EXCLUSIVE: In a year that was heavy with horror, for a minute it appeared as though Blumhouse and Atomic Monster were on a stale streak, particularly when sequel M3GAN 2.0 didn’t live up to the blockbuster status of the first 2023 film. But in the end, the genre label is having the last laugh, err scare, as all eight of their productions combined to gross $1.022 billion at the global box office for calendar year 2025. That’s the first time as a combined company that the Blumhouse and Atomic Monster slate has made more than $1B. By the way, that’s off of combined production costs of $204M before P&A. Talk about profitable.
Blumhouse and Atomic Monster’s merger was made official in January 2024. The previous best box office year was 2023, with four Blumhouse movies —Insidious: Red Door, M3GAN, Five Nights at Freddy’s and Black Phone— raking in $821.9M. Atomic Monster’s Aquaman and the Lost Kingdom and Nun II made combined close to $710M worldwide.
Here’s how this all breaks down as some of the titles aren’t with Blumhouse’s home distributor Universal. The bulk of Blumhouse-Atomic Monster’s gross is with the New Line finale (but is it really the last one?) Conjuring: Last Rites which minted $494.6M, the best ever in the franchise besting The Nun‘s $366M global take. It’s also the only Conjuring movie to have grossed north of $400M WW. The Patrick Wilson-Vera Farmiga starring, Michael Chaves directed R-rated horror movie reps 48% of Blumhouse-Atomic Monster’s 2025. The Conjuring is the highest grossing horror franchise ever through eight titles which have grossed $2.57 billion. Last Rites launched in the post-Labor Day weekend which Warner Bros has turned into a rich launch pad for horror films going back to 2017’s It.

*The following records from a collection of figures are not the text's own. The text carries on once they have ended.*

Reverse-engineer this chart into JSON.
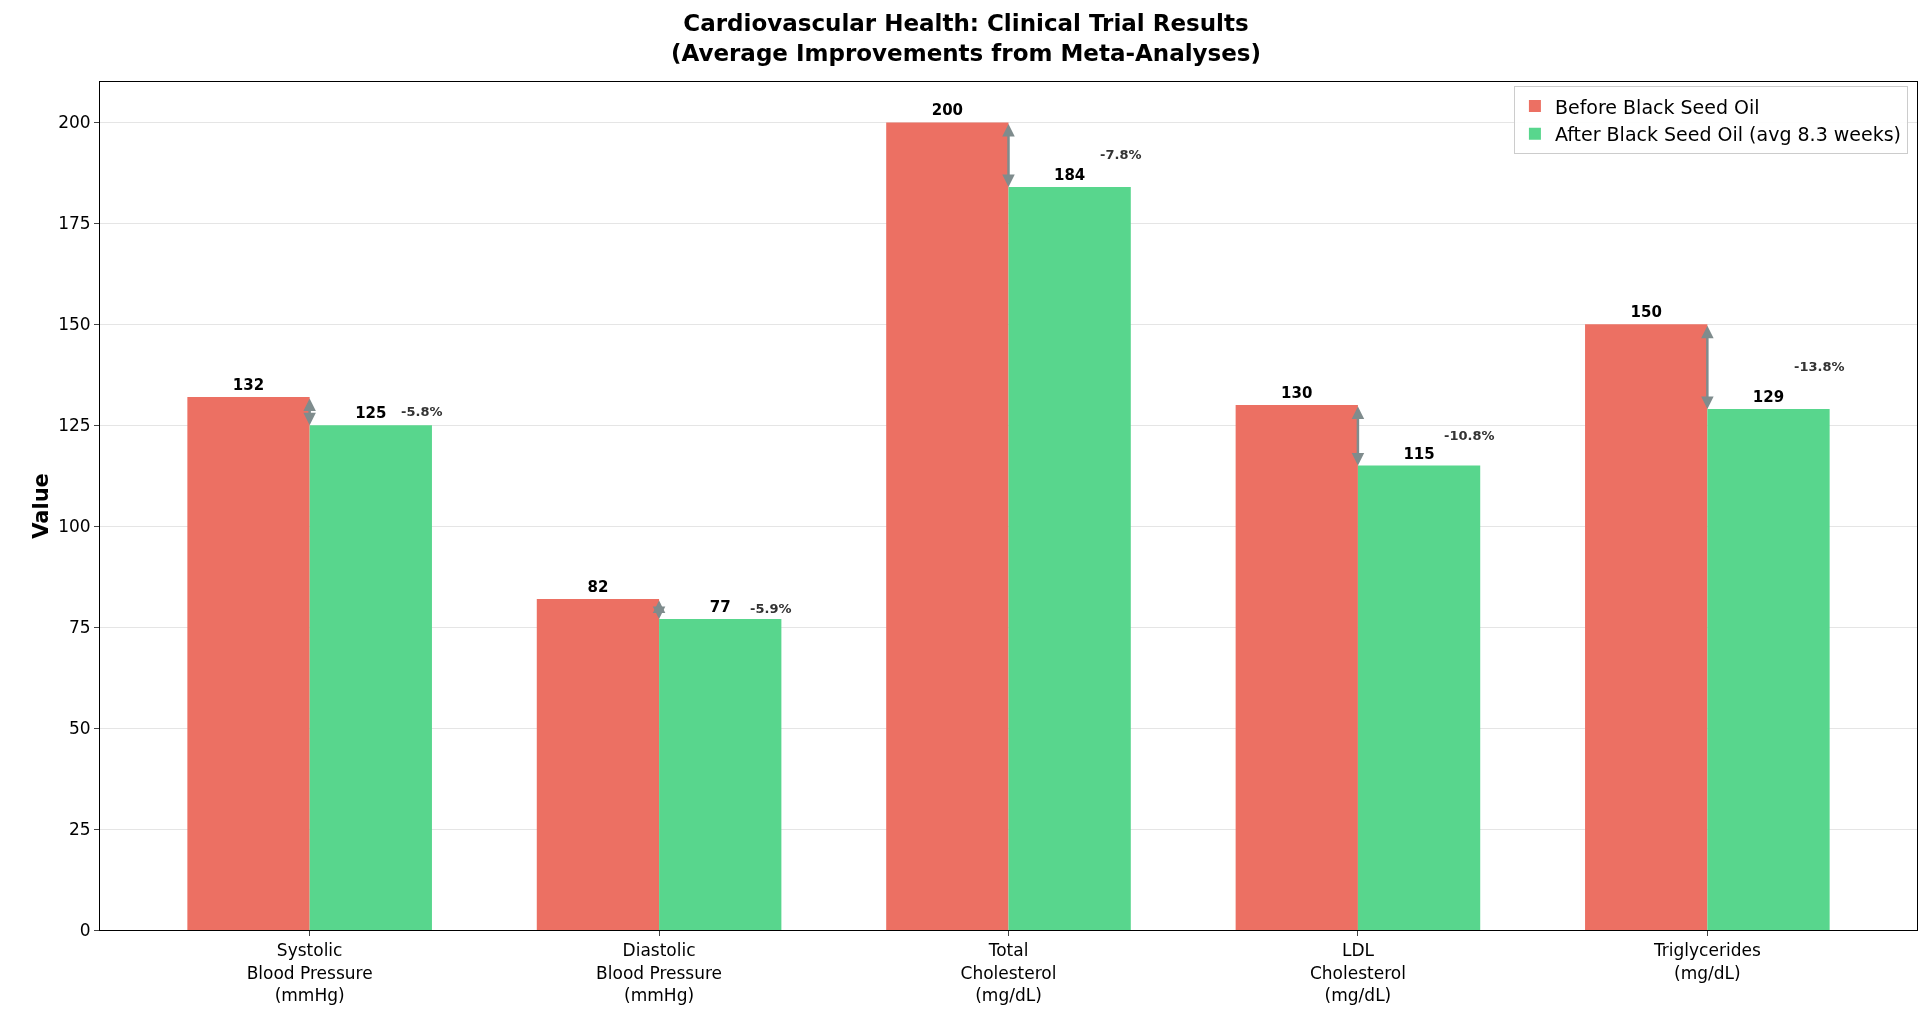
{
  "chart_data": {
    "type": "bar",
    "title": "Cardiovascular Health: Clinical Trial Results\n(Average Improvements from Meta-Analyses)",
    "ylabel": "Value",
    "categories": [
      "Systolic\nBlood Pressure\n(mmHg)",
      "Diastolic\nBlood Pressure\n(mmHg)",
      "Total\nCholesterol\n(mg/dL)",
      "LDL\nCholesterol\n(mg/dL)",
      "Triglycerides\n(mg/dL)"
    ],
    "series": [
      {
        "name": "Before Black Seed Oil",
        "color": "#ec7063",
        "values": [
          132,
          82,
          200,
          130,
          150
        ]
      },
      {
        "name": "After Black Seed Oil (avg 8.3 weeks)",
        "color": "#58d68d",
        "values": [
          125,
          77,
          184,
          115,
          129
        ]
      }
    ],
    "data_labels": true,
    "annotations": [
      "-5.8%",
      "-5.9%",
      "-7.8%",
      "-10.8%",
      "-13.8%"
    ],
    "ylim": [
      0,
      210
    ],
    "yticks": [
      0,
      25,
      50,
      75,
      100,
      125,
      150,
      175,
      200
    ],
    "grid": "y",
    "legend": "top right"
  }
}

Second, pushing the Jason Blum and James Wan label over $1 billion, is Universal’s Five Nights at Freddy’s 2 with $201.8M global, $108.9M of that made domestically. The sequel, also directed by Emma Tammi, went pure theatrical instead of theatrical day and date on Peacock like the 2023 movie. The original movie finaled at $291.5M WW. The Five Nights at Freddy’s franchise is nearing a half billion at the global B.O.
Third is Scott Derrickson’s Black Phone 2 with $132.1M WW, which was also Blumhouse-Atomic Monster’s third highest No. 1 opening stateside of the year ($27.3M), behind Conjuring Last Rites (best in franchise with $84M) and Five Nights at Freddy’s 2 ($64M, a record opening for any movie in the post Thanksgiving/early December frame). All in the Black Phone franchise counts $293.5M. Black Phone 2 opened on Oct. 17 and it repped actor Ethan Hawke’s fourth collaboration with Derrickson after the Sinister series.
Fourth is NEON’s The Monkey based on the Stephen King short story and directed by Oz Perkins, which grossed $68.8M global ($39.9M domestic). The movie opened on Feb. 21 and followed twin brothers Bill and Hal who find their father’s old monkey toy in the attic. A series of gruesome deaths start and the brothers decide to throw the toy away and move on with their lives, thus growing apart over the years.
While M3GAN 2.0 didn’t work at $39M global ($24.1M domestic) next to the original’s hot $180M, it still gets Blumhouse and Atomic Monster to big numbers for the year. Leigh Whannell’s Wolf Man was next with $34.1M worldwide ($20.7M domestic), followed by the Brandon Sklenar and Meghann Fahy starring April 11 date thriller, Drop, with $28.7M WW ($16.6M domestic), while Woman in the Yard after a March 28 theatrical release grossed $23.3M (96% of that made stateside).
First release for Blumhouse and Atomic Monster in the New Year is Lee Cronin’s The Mummy via New Line on April 17.